Auditory hair cells spontaneously regenerate following injury in birds but not mammals. A better understanding of the molecular events underlying hair cell regeneration in birds may allow for identification and eventually manipulation of relevant pathways in mammals to stimulate regeneration and restore hearing in deaf patients.


Gene expression was profiled in forskolin treated (i.e., proliferating) and quiescent control auditory epithelia of post-hatch chicks using an Affymetrix whole-genome chicken array after 24 (n = 6), 48 (n = 6), and 72 (n = 12) hours in culture. In the forskolin-treated epithelia there was significant (p<0.05; >two-fold change) upregulation of many genes thought to be relevant to cell cycle control and inner ear development.

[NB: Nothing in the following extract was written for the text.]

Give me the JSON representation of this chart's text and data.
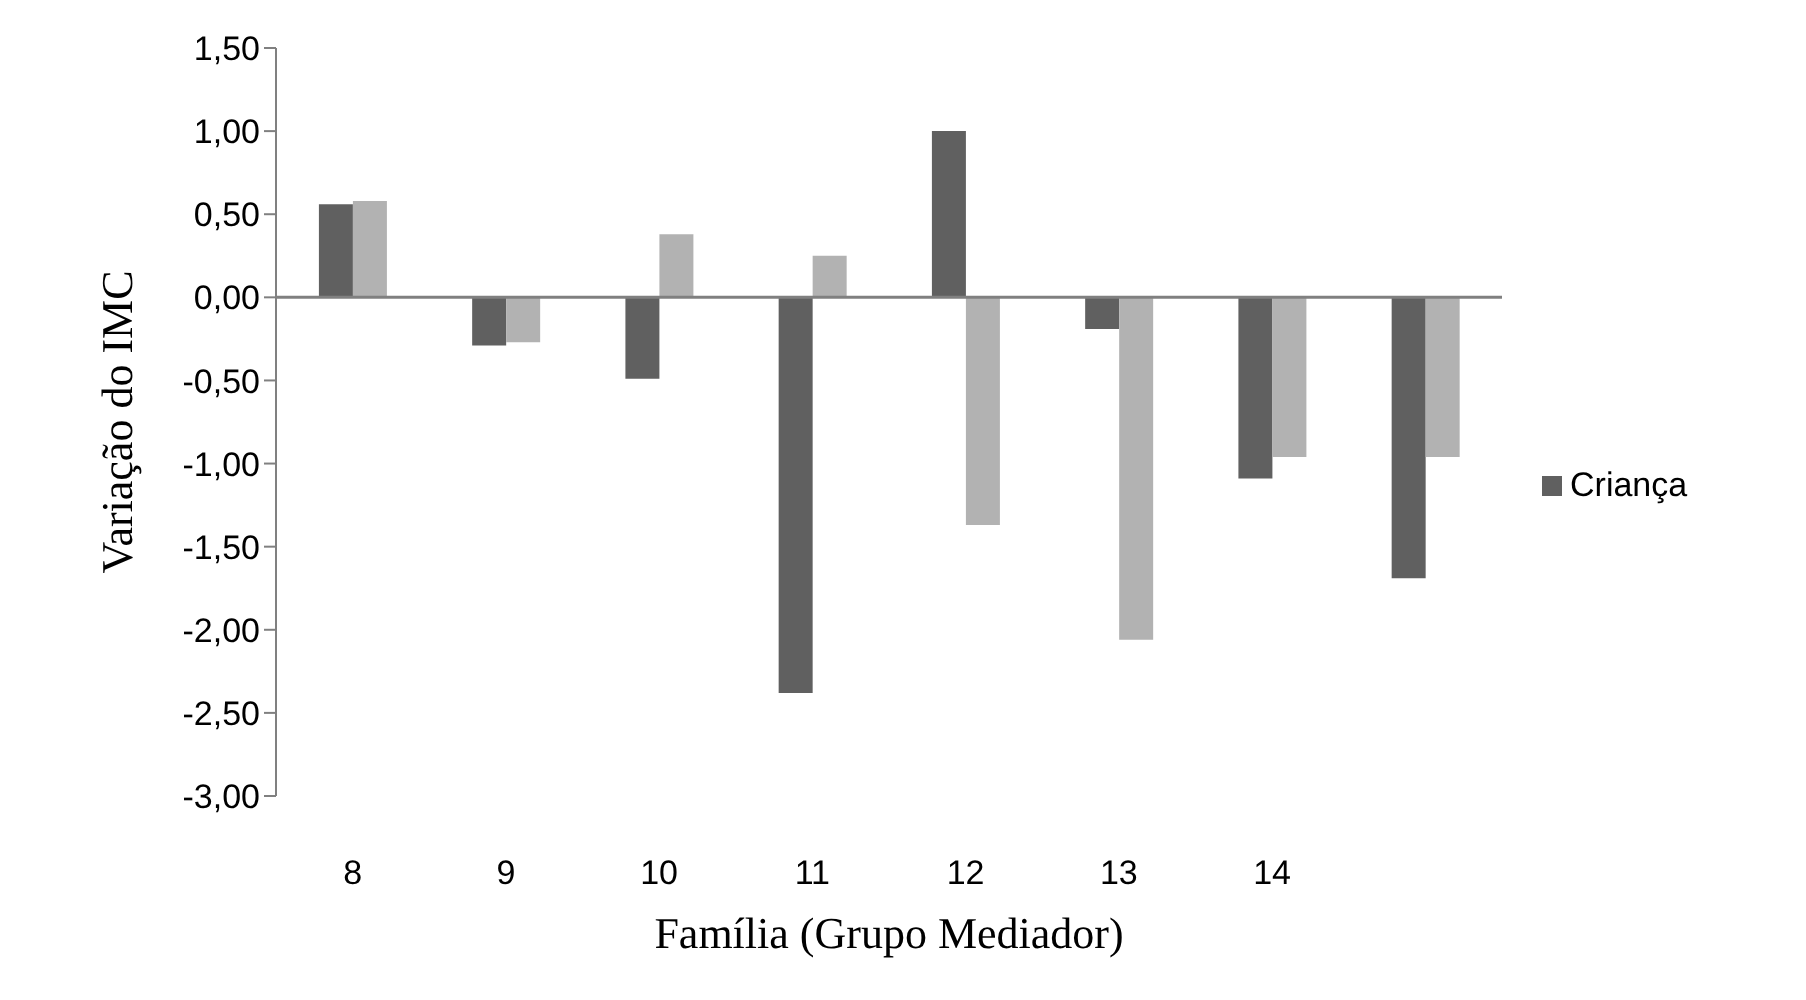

Gene set enrichment analysis was performed on the data and identified myriad microRNAs that are likely to be upregulated in the regenerating tissue, including microRNA181a (miR181a), which is known to mediate proliferation in other systems. Functional experiments showed that miR181a overexpression is sufficient to stimulate proliferation within the basilar papilla, as assayed by BrdU incorporation. Further, some of the newly produced cells express the early hair cell marker myosin VI, suggesting that miR181a transfection can result in the production of new hair cells.


These studies have identified a single microRNA, miR181a, that can cause proliferation in the chicken auditory epithelium with production of new hair cells.